50 Wis. 308 | Wis. | 1880
This suit is brought to recover damages for injury to the premises of the plaintiffs, and to their use and enjoyment of the same, caused by the manner in which the business of the defendants has been carried on in and about a tannery situated upon the premises of the defendants. The defendants set up, in substance, by answer in defense of the action and in justification of such pretended nuisance, that they and those under whom they claim have carried on such business in the manner complained of for more than twenty years, and expended large sums of money in constructions necessary for said business, under the license and consent of the plaintiffs and those under whom they claim, and with their acquiescence. They answer, also, as a counterclaim, setting up substantially the same facts, and pray for judgment establishing their right to carry on said business in the manner complained of under such license, consent and acquiescence, and that the plaintiffs be enjoined from prosecuting this suit and another suit pending, brought by them against these defendants and one Nathan E. Allen, Jr., and from commencing any future actions against them, or either of them, or their heirs
It is to be regretted that this case is not in the condition in which this able discussion could be made available in the final determination of all of the questions which may arise in any stage of the litigation in respect to the same subject matter, which would put an end to this expensive and vexatious controversy.
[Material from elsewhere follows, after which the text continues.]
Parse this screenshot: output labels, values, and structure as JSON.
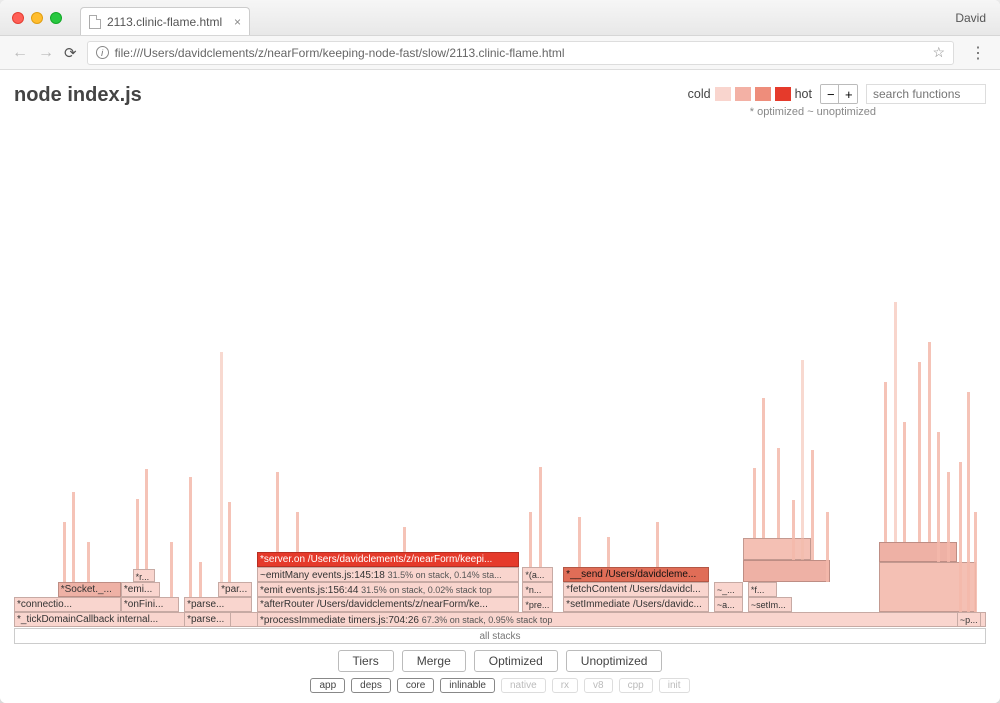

But it appears from the answer that, before this .suit was brought, another party in interest with the defendants had intervened. 'One Nathan R. Allen, Jr., became a third owner of the tannery complained of, January 1, 1878, and is directly interested in the abatement prayed for, in the answer in defense of the action, and in the injunction prayed for in the counterclaim. It is obvious, without any discussion, that neither prayer can be granted in the absence of such a necessary party. McConihe v. Hollister, 19 Wis., 269. The facts stated in defense and for affirmative relief being substantially the same, the matters of the counterclaim, as such, are only necessary in this action to sustain the prayer for equitable relief. Such a defense, although in part equitable, may be interposed in an action at law. Section 2657, R. S. It follows that the demurrer to the counterclaim was properly sustained.
By the Co’urt.— The order of the circuit court sustaining the demurrer to the counterclaim is affirmed, with costs, and the cause remanded for further proceedings according to law.